Si tu aimes le rock instrumental qui te colle des images en tête, prépare-toi. Long Distance Calling vient de lâcher son nouveau bébé, The Phantom Void, et on ne va pas tourner autour du pot : c’est leur disque le plus sombre, le plus concis et probablement l’un des plus marquants de leur carrière. Pour fêter leurs 20 ans, les Allemands n’ont pas sorti une compile pépère, mais un monstre cinématographique taillé pour t’embarquer loin, très loin.
Une plongée dans l’ombre, sans paroles mais avec beaucoup de phrases
Avec The Phantom Void, Long Distance Calling continue l’histoire entamée avec les titres A Secret Place, The Spiral et Sinister Companion. Sauf que là, tout est plus resserré, plus violent, plus visuel. En seulement sept morceaux, le groupe enchaîne les scènes mentales comme si tu regardais un film sans écran, juste guidé par les riffs et les nappes.
Dès Mare, tu sens la tension monter, comme une bande originale qui annonce que quelque chose de pas net va se passer. Ensuite, The Spiral t’aspire dans un tourbillon progressif, avant que A Secret Place calme à peine le jeu avec une ambiance plus contemplative, mais toujours chargée. On reste dans ce fameux rock instrumental “cinématographique” dont le groupe a fait sa marque, mais ici tout est plus direct et plus frontal.
Au milieu du disque, Nocturnal et le titre éponyme Phantom Void déroulent des climats presque oppressants.
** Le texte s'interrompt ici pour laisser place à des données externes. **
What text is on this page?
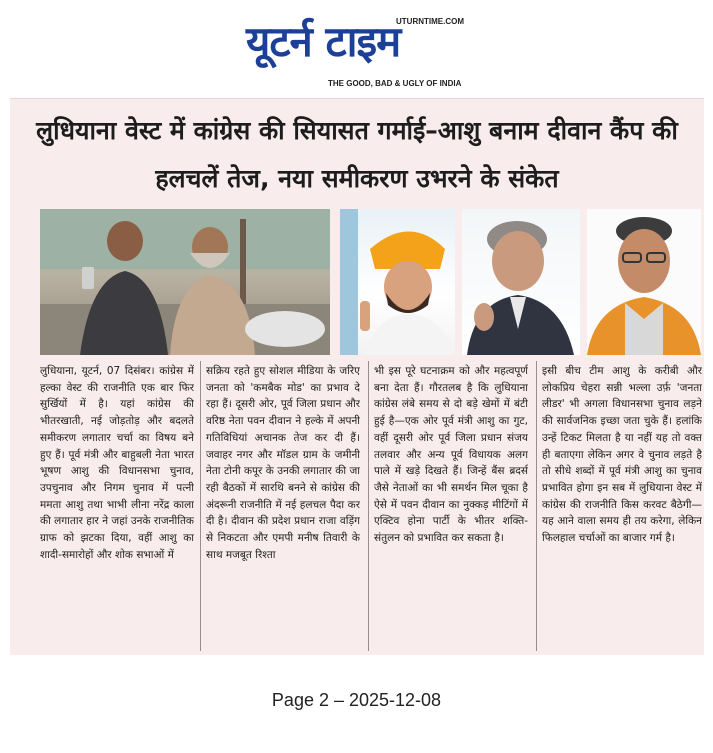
यूटर्न टाइम
UTURNTIME.COM
THE GOOD, BAD & UGLY OF INDIA
लुधियाना वेस्ट में कांग्रेस की सियासत गर्माई–आशु बनाम दीवान कैंप की हलचलें तेज, नया समीकरण उभरने के संकेत

लुधियाना, यूटर्न, 07 दिसंबर। कांग्रेस में हल्का वेस्ट की राजनीति एक बार फिर सुर्खियों में है। यहां कांग्रेस की भीतरखाती, नई जोड़तोड़ और बदलते समीकरण लगातार चर्चा का विषय बने हुए हैं। पूर्व मंत्री और बाहुबली नेता भारत भूषण आशु की विधानसभा चुनाव, उपचुनाव और निगम चुनाव में पत्नी ममता आशु तथा भाभी लीना नरेंद्र काला की लगातार हार ने जहां उनके राजनीतिक ग्राफ को झटका दिया, वहीं आशु का शादी-समारोहों और शोक सभाओं में

सक्रिय रहते हुए सोशल मीडिया के जरिए जनता को 'कमबैक मोड' का प्रभाव दे रहा हैं। दूसरी ओर, पूर्व जिला प्रधान और वरिष्ठ नेता पवन दीवान ने हल्के में अपनी गतिविधियां अचानक तेज कर दी हैं। जवाहर नगर और मॉडल ग्राम के जमीनी नेता टोनी कपूर के उनकी लगातार की जा रही बैठकों में सारथि बनने से कांग्रेस की अंदरूनी राजनीति में नई हलचल पैदा कर दी है। दीवान की प्रदेश प्रधान राजा वड़िंग से निकटता और एमपी मनीष तिवारी के साथ मजबूत रिश्ता

भी इस पूरे घटनाक्रम को और महत्वपूर्ण बना देता हैं। गौरतलब है कि लुधियाना कांग्रेस लंबे समय से दो बड़े खेमों में बंटी हुई है—एक ओर पूर्व मंत्री आशु का गुट, वहीं दूसरी ओर पूर्व जिला प्रधान संजय तलवार और अन्य पूर्व विधायक अलग पाले में खड़े दिखते हैं। जिन्हें बैंस ब्रदर्स जैसे नेताओं का भी समर्थन मिल चूका है ऐसे में पवन दीवान का नुक्कड़ मीटिंगों में एक्टिव होना पार्टी के भीतर शक्ति-संतुलन को प्रभावित कर सकता है।

इसी बीच टीम आशु के करीबी और लोकप्रिय चेहरा सन्नी भल्ला उर्फ़ 'जनता लीडर' भी अगला विधानसभा चुनाव लड़ने की सार्वजनिक इच्छा जता चुके हैं। हलांकि उन्हें टिकट मिलता है या नहीं यह तो वक्त ही बताएगा लेकिन अगर वे चुनाव लड़ते है तो सीधे शब्दों में पूर्व मंत्री आशु का चुनाव प्रभावित होगा इन सब में लुधियाना वेस्ट में कांग्रेस की राजनीति किस करवट बैठेगी—यह आने वाला समय ही तय करेगा, लेकिन फिलहाल चर्चाओं का बाजार गर्म है।

Page 2 – 2025-12-08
Tu as l’impression de marcher dans une ville vide à 3h du matin, casque sur les oreilles, avec les guitares qui te servent de néons. Puis Shattered vient casser ce décor en multipliant les cassures rythmiques, avant que Sinister Companion referme l’histoire comme un générique de fin un peu dérangé.
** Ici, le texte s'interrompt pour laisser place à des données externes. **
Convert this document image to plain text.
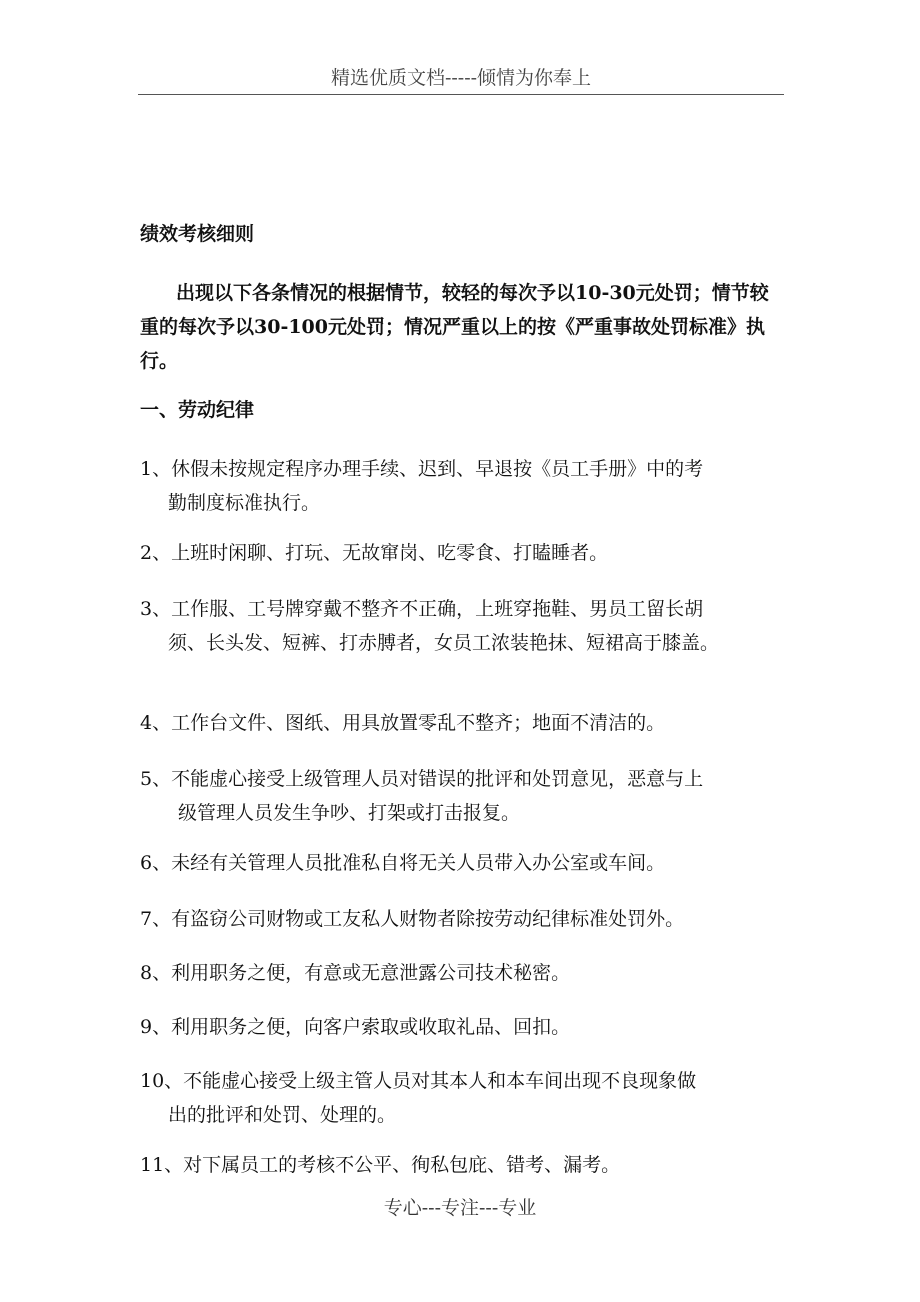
精选优质文档-----倾情为你奉上
绩效考核细则
出现以下各条情况的根据情节，较轻的每次予以10-30元处罚；情节较重的每次予以30-100元处罚；情况严重以上的按《严重事故处罚标准》执行。
一、劳动纪律
1、休假未按规定程序办理手续、迟到、早退按《员工手册》中的考
勤制度标准执行。
2、上班时闲聊、打玩、无故窜岗、吃零食、打瞌睡者。
3、工作服、工号牌穿戴不整齐不正确，上班穿拖鞋、男员工留长胡
须、长头发、短裤、打赤膊者，女员工浓装艳抹、短裙高于膝盖。
4、工作台文件、图纸、用具放置零乱不整齐；地面不清洁的。
5、不能虚心接受上级管理人员对错误的批评和处罚意见，恶意与上
级管理人员发生争吵、打架或打击报复。
6、未经有关管理人员批准私自将无关人员带入办公室或车间。
7、有盗窃公司财物或工友私人财物者除按劳动纪律标准处罚外。
8、利用职务之便，有意或无意泄露公司技术秘密。
9、利用职务之便，向客户索取或收取礼品、回扣。
10、不能虚心接受上级主管人员对其本人和本车间出现不良现象做
出的批评和处罚、处理的。
11、对下属员工的考核不公平、徇私包庇、错考、漏考。
专心---专注---专业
Vingt ans de carrière, et un sommet qui fait l’unanimité
Le plus fort dans cette affaire, c’est que ce disque des 20 ans ne sonne pas du tout comme un bilan fatigué. Au contraire, The Phantom Void capture Long Distance Calling en pleine confiance, bien décidé à pousser son rock instrumental plus loin encore. Le groupe assume son côté ciné, ses ambiances sombres et cette manière de raconter une histoire sans prononcer un mot.
Visiblement, on n’est pas les seuls à le sentir passer. L’album est déjà sacré “Album du mois” par Rock Hard en Allemagne, pendant que Fireworks parle de leur disque “le plus sombre à ce jour”. Jazz & Rock le trouve “percutant”, Twilight Magazine le classe dans la catégorie “absolument fantastique”, et Legacy insiste sur le fait qu’il est “plus concis, plus atmosphérique et plus intense que jamais”. Pour un album instrumental, ça commence à ressembler à un raz-de-marée discret mais solide.
Pour marquer le coup, le groupe a célébré cette sortie au mythique Lichtburg d’Essen, dans un décor aussi cinématographique que la musique. 1 200 personnes ont vu The Phantom Void prendre vie sur scène, avec cette énergie tendue qui fait toute la différence entre un simple disque et une vraie expérience. Tu imagines la setlist : les sept nouveaux titres alignés, comme un film joué de bout en bout, sans dialogues mais avec un maximum d’images dans la tête.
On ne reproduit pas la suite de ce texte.